By | January 5, 2016

  
You can almost hear the happy squeak emitting from this picture, can’t you?

Squeaks from D that she’s back at school and right back in that routine that she not only needs, but craves.  As does T but he wouldn’t necessarily admit it…

Part of me felt a bit sad that she was so joyful to be heading back, that maybe it meant she hadn’t enjoyed the Christmas holidays and more relaxed (ish) days.  But – kicking myself up the backside – it’s the knowledge for D that, at a certain time, she’s doing such-and-such, the routine of school and then the knowledge that she’ll dash down those stairs, have a cuddle and we’ll be off home.

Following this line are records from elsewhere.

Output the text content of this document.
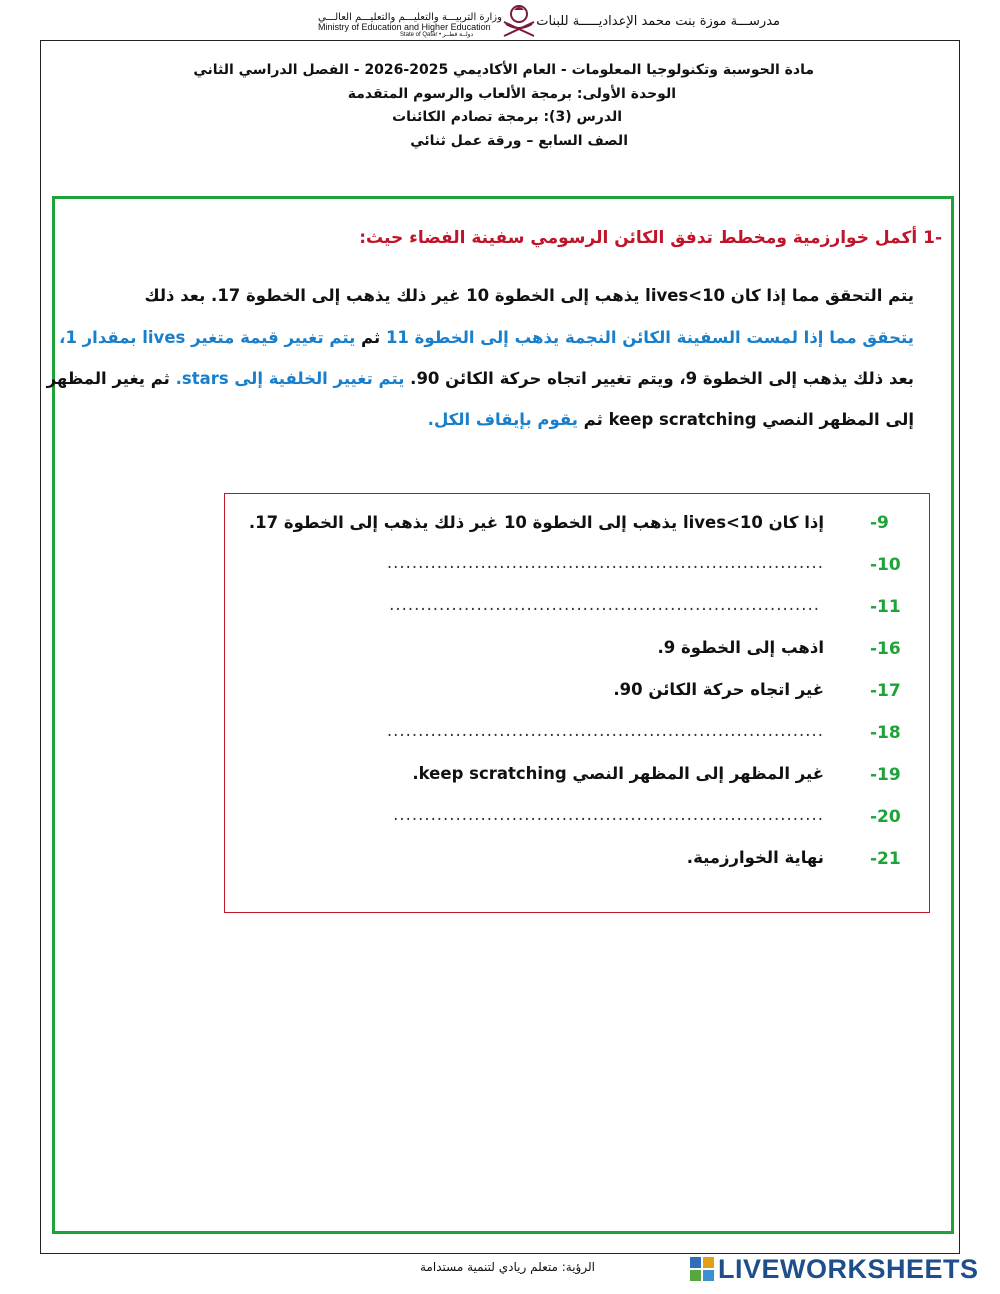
مدرســـة موزة بنت محمد الإعداديـــــة للبنات
وزارة التربيـــة والتعليـــم والتعليـــم العالـــي
Ministry of Education and Higher Education
State of Qatar • دولــة قطــر
مادة الحوسبة وتكنولوجيا المعلومات - العام الأكاديمي 2025-2026 - الفصل الدراسي الثاني
الوحدة الأولى: برمجة الألعاب والرسوم المتقدمة
الدرس (3): برمجة تصادم الكائنات
الصف السابع – ورقة عمل ثنائي
-1 أكمل خوارزمية ومخطط تدفق الكائن الرسومي سفينة الفضاء حيث:
يتم التحقق مما إذا كان lives<10 يذهب إلى الخطوة 10 غير ذلك يذهب إلى الخطوة 17. بعد ذلك
يتحقق مما إذا لمست السفينة الكائن النجمة يذهب إلى الخطوة 11 ثم يتم تغيير قيمة متغير lives بمقدار 1،
بعد ذلك يذهب إلى الخطوة 9، ويتم تغيير اتجاه حركة الكائن 90. يتم تغيير الخلفية إلى stars. ثم يغير المظهر
إلى المظهر النصي keep scratching ثم يقوم بإيقاف الكل.
-9
إذا كان lives<10 يذهب إلى الخطوة 10 غير ذلك يذهب إلى الخطوة 17.
-10
......................................................................
-11
.....................................................................
-16
اذهب إلى الخطوة 9.
-17
غير اتجاه حركة الكائن 90.
-18
......................................................................
-19
غير المظهر إلى المظهر النصي keep scratching.
-20
.....................................................................
-21
نهاية الخوارزمية.
الرؤية: متعلم ريادي لتنمية مستدامة	LIVEWORKSHEETS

It was a dash down for D this afternoon as well.  They were late coming out of class so she always worries that I won’t be there waiting, that I’ll have gone.  She didn’t want to put her coat on, such was her hurry to get away, to stick to that inward timetable without deviance.

I guess, to some people, it might seem strange that she was eager to get into school and then eager to leave, but that’s how we roll (as it were) here, sticking to those timetables.   It’s easier for T and D.

Tomorrow sees a change for D, one that she won’t be squeaking about, she has a hospital appointment and then an injection.  Both having the potential for anxieties to overtake and – I hope the rooms are relatively small – a bolt situation.  The injection will be painful, she dislikes them intensely but the change tomorrow will be that she can remain with me and not head tearfully off  to class – the change and potential for more cuddles suits me, I hope it will for D too.